Ужин близился к концу, и Петр Трифоныч рассказал уже все хозяйские новости и поспорил, о чем полагается, с Ильей Петровичем, как вдруг казачок вошел в горницу и положил прямо перед прибором хозяина небольшую книжечку в кожаном переплете.

— Это что такое? — с недоумением спросил тот.

— Извольте сами взглянуть, — был ответ.

Старик взял книжечку, повертел и, густо покраснев, снова сурово спросил:

— Где взял?

Блестя глазами и предчувствуя историю, казачок ответил:

— В беседке, когда барышню кликал к ужину.

Петр Трифоныч еще бы побагровел, если бы это было возможно. Мельком взглянув на дочь, он спросил, будто не у нее:

— А что же Марья Петровна изволила делать в той беседке, где потом находятся такие знатные находки?

Машенька ответила не совсем твердо, силясь рассмотреть или, по крайней мере, догадаться, что это за книга, возбудившая такой гнев у отца.

— Ничего особенного: гуляла с Феней до ужина.

Старик поднял толстый указательный палец кверху и сказал, будто рассуждая:

— Что, сударыня, называть особенным и не особенным? Для меня чрезвычайно особенно, в высшей мере особенно то обстоятельство, что после твоей прогулки, ничего особенного не представлявшей, в том же самом месте находят книгу, где напечатано: «Из библиотеки г-д Ильичевских». Я не могу найти никаких натуральных объяснений сему явлению.

— Книга могла быть там обронена значительно раньше, — заметил Илья, но казачок, опуская веки на слишком заблестевшие глаза, вымолвил:

— Нам сначала невдомек. Но как барышня Марья Петровна вышли-с, слышно, в кустах шабаршат. Как ветру, сами изволите знать, не было, мы подумали: вор. Видим, человек бежит, нагибается, и на ступеньках книжка оставленная.

— Ты слышишь, Марья? — сказал Петр Трифоныч, не выпуская несчастного томика из рук.

— Конечно, слышу: я не глухая.

— Грубить? Что же ты скажешь на это?

— Спросите у Кузьки: очевидно, он всех более знает, что случилось. Во всяком случае, более, чем я.

— И спрошу, у всех спрошу, а пока не узнаю, тебя посажу, сударыня, под замок.

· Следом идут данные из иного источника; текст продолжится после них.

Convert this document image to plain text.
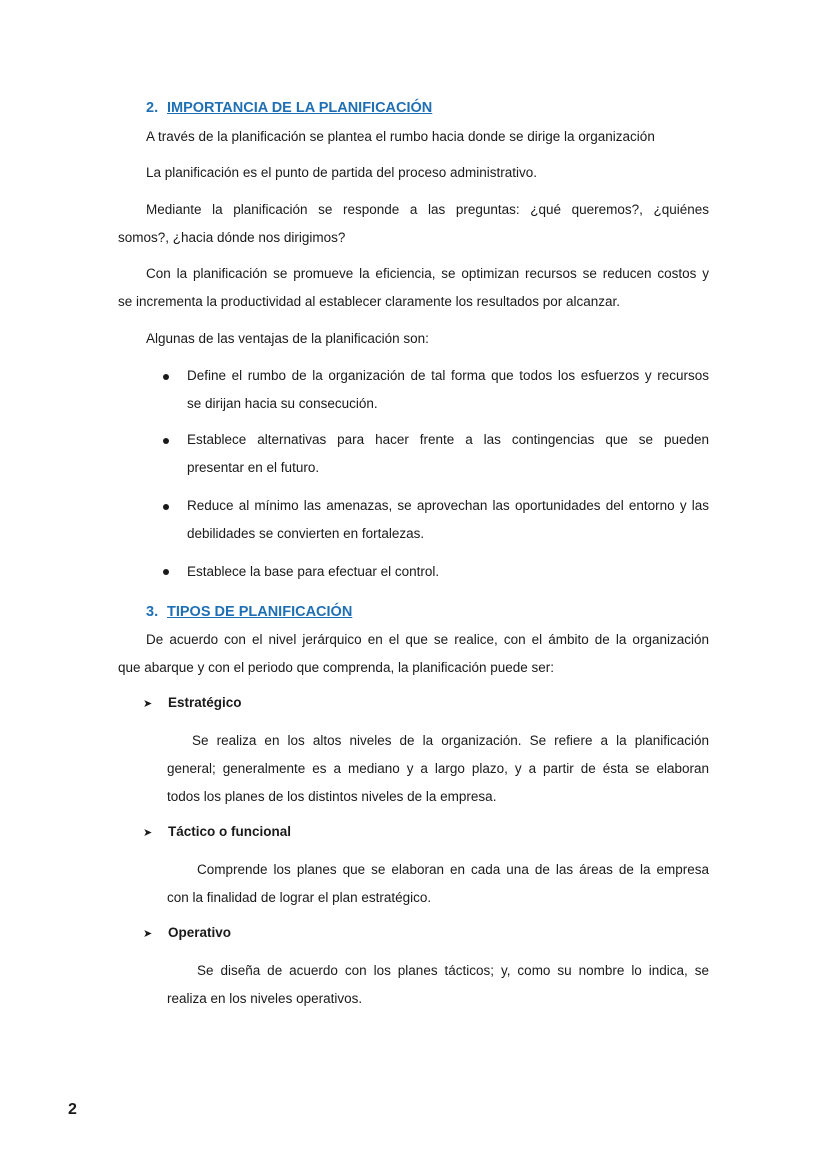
2. IMPORTANCIA DE LA PLANIFICACIÓN

A través de la planificación se plantea el rumbo hacia donde se dirige la organización

La planificación es el punto de partida del proceso administrativo.

Mediante la planificación se responde a las preguntas: ¿qué queremos?, ¿quiénes

somos?, ¿hacia dónde nos dirigimos?

Con la planificación se promueve la eficiencia, se optimizan recursos se reducen costos y

se incrementa la productividad al establecer claramente los resultados por alcanzar.

Algunas de las ventajas de la planificación son:

Define el rumbo de la organización de tal forma que todos los esfuerzos y recursos

se dirijan hacia su consecución.

Establece alternativas para hacer frente a las contingencias que se pueden

presentar en el futuro.

Reduce al mínimo las amenazas, se aprovechan las oportunidades del entorno y las

debilidades se convierten en fortalezas.

Establece la base para efectuar el control.

3. TIPOS DE PLANIFICACIÓN

De acuerdo con el nivel jerárquico en el que se realice, con el ámbito de la organización

que abarque y con el periodo que comprenda, la planificación puede ser:

➤ Estratégico

Se realiza en los altos niveles de la organización. Se refiere a la planificación

general; generalmente es a mediano y a largo plazo, y a partir de ésta se elaboran

todos los planes de los distintos niveles de la empresa.

➤ Táctico o funcional

Comprende los planes que se elaboran en cada una de las áreas de la empresa

con la finalidad de lograr el plan estratégico.

➤ Operativo

Se diseña de acuerdo con los planes tácticos; y, como su nombre lo indica, se

realiza en los niveles operativos.

2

— Подумай, отец, прилично ли благородного человека, свою дочь, лишать священного права человечества — свободы? — вступился было Илья, но Петр Трифоныч, запахнувшись в стеганый халат по-домашнему и не выпуская книги из толстых пальцев, громко закричал:

— Нет уж, гуманность гуманностью, но когда замешан Ильичевский, всех Руссо и Бетховенов к черту посылаю, так и знай.

Марья Петровна встала решительно из-за стола и, прямо глядя из-под сросшихся бровей на отца, произнесла спокойно и внятно:

— Ты можешь не спрашивать об этой книге ни у кого из дворни. Эту книгу, очевидно, выронил из кармана Григорий Алексеевич, с которым я видаюсь и которого люблю душевно.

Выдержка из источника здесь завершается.